Проходит полчаса, пока я успокаиваюсь в кабинете директора и ни к кому не прикасаюсь. Люди в строгих костюмах, черных очках и плотных перчатках проводят к белому минивэну. Они – первые, кто боится меня по-настоящему. Я могу чувствовать, как дрожат их пальцы в перчатках, сжимая мою ладошку. Наверное, сердца дрожат так же.
Как оказалось, это был последний день, когда я выходил на улицу.
Теперь я жил в специальном доме, где люди работали в плотной одежде и прикасались только к закрытым участкам моей кожи. Сколько процедур я тогда прошел – не сосчитать. Начиная от обычного замера веса-роста, давления, анализов крови и мочи, до изъятия кусочков кожи и внутренних органов. Например, сейчас у меня только одна почка, нет части печени, зато есть куча шрамов по всему телу. Но в целом к Адаму Брику относились хорошо, гуманно. Кормили вкусно, учили, как учат детей в школе, дарили подарки на Рождество. Они понимали, что я не виновен в том, что внезапно получил это проклятие. Наверное, просто родился таким, а когда подрос, со временем проявились мои странные свойства.
Вот так в один день Адам Брик убил обеих моих родителей.
А потом случилось еще кое-что странное. Очень странное.
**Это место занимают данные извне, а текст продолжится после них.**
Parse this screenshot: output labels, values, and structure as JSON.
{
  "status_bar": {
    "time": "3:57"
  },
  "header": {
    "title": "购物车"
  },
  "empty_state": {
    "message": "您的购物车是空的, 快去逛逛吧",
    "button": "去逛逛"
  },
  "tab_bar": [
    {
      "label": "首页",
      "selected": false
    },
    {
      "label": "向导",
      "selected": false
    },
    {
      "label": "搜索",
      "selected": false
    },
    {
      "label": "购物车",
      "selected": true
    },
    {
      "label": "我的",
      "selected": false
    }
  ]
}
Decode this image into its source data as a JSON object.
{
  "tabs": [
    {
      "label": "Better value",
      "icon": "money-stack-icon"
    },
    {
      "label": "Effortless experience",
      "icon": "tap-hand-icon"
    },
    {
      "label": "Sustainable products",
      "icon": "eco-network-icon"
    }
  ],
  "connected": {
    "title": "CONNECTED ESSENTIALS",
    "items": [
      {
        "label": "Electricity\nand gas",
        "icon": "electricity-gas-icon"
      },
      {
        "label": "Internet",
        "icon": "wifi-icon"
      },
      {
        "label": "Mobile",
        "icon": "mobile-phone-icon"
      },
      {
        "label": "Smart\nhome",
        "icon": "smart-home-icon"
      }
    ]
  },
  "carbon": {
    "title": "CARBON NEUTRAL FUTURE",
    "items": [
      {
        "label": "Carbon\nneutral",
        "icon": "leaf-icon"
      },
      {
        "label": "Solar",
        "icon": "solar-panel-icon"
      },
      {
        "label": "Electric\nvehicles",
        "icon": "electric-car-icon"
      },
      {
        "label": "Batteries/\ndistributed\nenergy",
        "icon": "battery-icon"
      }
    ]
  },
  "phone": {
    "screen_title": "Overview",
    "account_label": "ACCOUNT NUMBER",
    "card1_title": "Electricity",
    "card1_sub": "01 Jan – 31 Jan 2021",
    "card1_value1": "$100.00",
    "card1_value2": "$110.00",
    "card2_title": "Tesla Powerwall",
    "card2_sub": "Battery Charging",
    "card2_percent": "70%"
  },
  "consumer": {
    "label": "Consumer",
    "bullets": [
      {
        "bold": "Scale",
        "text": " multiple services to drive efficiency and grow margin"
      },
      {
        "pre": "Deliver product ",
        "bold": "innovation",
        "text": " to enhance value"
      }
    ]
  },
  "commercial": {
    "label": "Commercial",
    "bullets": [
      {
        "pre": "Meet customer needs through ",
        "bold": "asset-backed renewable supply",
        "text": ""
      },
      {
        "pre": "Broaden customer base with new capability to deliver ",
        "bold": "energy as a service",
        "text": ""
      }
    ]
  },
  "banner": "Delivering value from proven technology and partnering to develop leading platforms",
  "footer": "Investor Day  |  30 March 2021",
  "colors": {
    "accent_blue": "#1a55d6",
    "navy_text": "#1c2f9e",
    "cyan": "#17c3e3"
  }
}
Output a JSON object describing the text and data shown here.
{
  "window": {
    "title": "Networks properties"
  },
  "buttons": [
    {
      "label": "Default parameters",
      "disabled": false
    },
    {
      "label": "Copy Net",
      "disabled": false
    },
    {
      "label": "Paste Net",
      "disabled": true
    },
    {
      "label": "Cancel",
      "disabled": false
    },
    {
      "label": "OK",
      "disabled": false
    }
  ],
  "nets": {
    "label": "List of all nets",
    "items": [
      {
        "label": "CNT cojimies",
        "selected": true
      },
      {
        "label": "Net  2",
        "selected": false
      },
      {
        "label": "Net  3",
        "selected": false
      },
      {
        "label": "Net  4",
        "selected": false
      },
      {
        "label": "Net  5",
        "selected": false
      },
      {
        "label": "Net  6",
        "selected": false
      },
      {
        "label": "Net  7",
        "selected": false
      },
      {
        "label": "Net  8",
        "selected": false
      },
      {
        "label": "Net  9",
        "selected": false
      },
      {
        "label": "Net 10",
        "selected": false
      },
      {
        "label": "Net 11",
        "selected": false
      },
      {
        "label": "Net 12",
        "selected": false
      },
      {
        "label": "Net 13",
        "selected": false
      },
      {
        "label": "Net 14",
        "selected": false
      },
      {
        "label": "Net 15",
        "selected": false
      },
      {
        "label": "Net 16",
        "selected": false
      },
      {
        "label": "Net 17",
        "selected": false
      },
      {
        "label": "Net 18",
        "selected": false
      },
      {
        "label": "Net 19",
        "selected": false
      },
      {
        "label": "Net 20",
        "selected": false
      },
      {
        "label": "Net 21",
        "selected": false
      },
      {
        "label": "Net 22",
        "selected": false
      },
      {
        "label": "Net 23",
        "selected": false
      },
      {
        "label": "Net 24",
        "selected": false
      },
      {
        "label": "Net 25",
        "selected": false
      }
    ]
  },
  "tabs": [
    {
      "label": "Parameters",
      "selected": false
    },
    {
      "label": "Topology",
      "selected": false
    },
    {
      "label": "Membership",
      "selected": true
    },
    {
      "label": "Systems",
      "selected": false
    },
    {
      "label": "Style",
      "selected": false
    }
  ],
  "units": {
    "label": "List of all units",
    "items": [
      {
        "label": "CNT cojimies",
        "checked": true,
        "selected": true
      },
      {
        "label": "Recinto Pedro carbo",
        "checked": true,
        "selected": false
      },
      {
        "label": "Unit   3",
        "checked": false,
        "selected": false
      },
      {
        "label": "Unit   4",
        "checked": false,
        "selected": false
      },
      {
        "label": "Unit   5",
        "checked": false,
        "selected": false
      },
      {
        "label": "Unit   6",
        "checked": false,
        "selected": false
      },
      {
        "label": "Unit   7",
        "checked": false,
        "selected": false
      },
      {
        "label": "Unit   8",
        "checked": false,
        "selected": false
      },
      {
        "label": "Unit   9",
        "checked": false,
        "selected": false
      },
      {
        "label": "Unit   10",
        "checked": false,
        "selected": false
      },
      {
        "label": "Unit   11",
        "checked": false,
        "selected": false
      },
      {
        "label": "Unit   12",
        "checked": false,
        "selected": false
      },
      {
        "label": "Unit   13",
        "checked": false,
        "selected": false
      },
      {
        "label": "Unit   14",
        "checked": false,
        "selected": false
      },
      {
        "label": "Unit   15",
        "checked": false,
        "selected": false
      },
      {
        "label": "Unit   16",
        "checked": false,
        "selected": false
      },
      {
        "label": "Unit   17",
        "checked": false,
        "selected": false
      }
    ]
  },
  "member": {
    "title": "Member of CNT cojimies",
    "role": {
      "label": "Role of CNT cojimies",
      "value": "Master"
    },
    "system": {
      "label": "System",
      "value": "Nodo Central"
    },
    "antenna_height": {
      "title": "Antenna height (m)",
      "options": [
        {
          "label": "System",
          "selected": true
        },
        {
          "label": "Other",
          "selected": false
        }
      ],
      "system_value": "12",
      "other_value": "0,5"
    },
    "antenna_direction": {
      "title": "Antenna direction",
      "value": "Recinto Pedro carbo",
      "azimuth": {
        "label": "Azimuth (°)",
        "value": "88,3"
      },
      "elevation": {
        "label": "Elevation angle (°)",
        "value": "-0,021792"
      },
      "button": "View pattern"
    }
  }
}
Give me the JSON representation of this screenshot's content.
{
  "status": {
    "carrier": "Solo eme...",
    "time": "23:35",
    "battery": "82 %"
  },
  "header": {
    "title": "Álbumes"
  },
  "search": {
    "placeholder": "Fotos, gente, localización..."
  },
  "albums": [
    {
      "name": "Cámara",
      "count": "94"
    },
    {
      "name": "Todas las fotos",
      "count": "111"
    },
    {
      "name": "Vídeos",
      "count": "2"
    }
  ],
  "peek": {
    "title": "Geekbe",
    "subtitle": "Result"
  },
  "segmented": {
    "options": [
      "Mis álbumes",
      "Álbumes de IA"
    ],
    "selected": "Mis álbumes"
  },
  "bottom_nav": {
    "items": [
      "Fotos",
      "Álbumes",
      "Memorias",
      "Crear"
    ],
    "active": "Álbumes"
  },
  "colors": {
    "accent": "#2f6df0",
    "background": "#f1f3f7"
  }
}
Проведя пару лет взаперти от всего мира, общаясь лишь с несколькими взрослыми в защитных костюмах, я понял, что лекарство от моей «болезни» так и не найдено. Неважно, сколько тестов проведут и сколько тканей изымут из моего тела. Жаль, конечно, своей почки… Они даже анализировали мой пот, заставляя трудиться до упаду на электронной беговой дорожке. На мне проверяли множество аллергенов, множество лекарств, возможно, даже ядов…
Отравить Адама Брика – слишком простое решение. Тут за дело взялось простое человеческое любопытство. Пока я не приносил вреда, меня тестировали и расспрашивали, изучали со всех сторон и изо всех сил пытались найти ответ на вопрос – как я это делаю? Почему я это умею? Одним словом, хотели найти ответы, которые даже я сам не знал.
Как я уже упоминал, меня обучали чтению, письму, математике и прочим школьным предметам, которые изучают школьники по всей стране. У меня была пара учителей, что работали в защитных костюмах. В таких костюмах обрабатывают места, где находятся больные смертельным вирусом. Костюм покрывал не только руки и шею – на голову надевался специальный шлем с куском прозрачной клеенки перед лицом, через которую человек видел. Из-за этого, правда, голос искажался, превращаясь в неоднородный гул, однако я научился разбирать слова, что мне говорили.
До сих пор не понимаю, почему они носили эти штуки. Ведь чтобы умереть, меня нужно было коснуться. Я же никогда не пытался коснуться лица собеседника или просто притронуться, наученный горьким опытом. Учителя же закрывали лица герметичными шлемами, боясь даже дышать одним со мной воздухом.
Вот он, настоящий страх.
В тот день мой учитель чтения и письма умер. Умер прямо передо мной, и сразу же сработала сирена. Комната наполнилась усыпляющим газом, и я вырубился, так до конца и не поняв, что случилось. Я ведь точно не касался учителя, даже не думал об этом!
Позже, тем же днем, со мной говорили через динамик и камеру наблюдения. Тощие руки шестилетнего Адама Брика дрожали, мысли бегали и переплетались, во рту пересыхало. Черный зрачок камеры снисходительно смотрел сверху из угла комнаты, из-под потолка. Со стен лился голос из динамиков, задающий вопросы. Странные и глупые вопросы. Как дела? Как настроение? Нравится ли тебе мистер Филипс? Нравился…
Хотя они каждое занятие записывают камерой видеонаблюдения последней модели. Они видят и слышат всё, что происходит во время уроков. И вообще всё время. Они смотрят, они постоянно смотрят, наблюдают днем и ночью за каждым шагом, за каждым движением. Они не могут не знать.
Я не прикасался к мистеру Филипсу. Мы хорошо с ним ладили. Мне нравились его уроки. И дела у меня отлично, если не считать, что люди снова умирают без причины, лишь находясь рядом.
На некоторое время меня оставили в покое. Два дня никто не приходил, только еда появлялась, пока я спал. На третий день в дверь постучали. Прошло не больше минуты, и дверь открылась. В проеме появился странный взрослый парень в оранжевом костюме. Почему странный? Потому что очень яркий и высокий, с множеством мелких татуировок на лице, стоящими дыба черными дредами и самодовольной ухмылкой. А еще – его руки держались вместе впереди – как оказалось, их вместе держали наручники.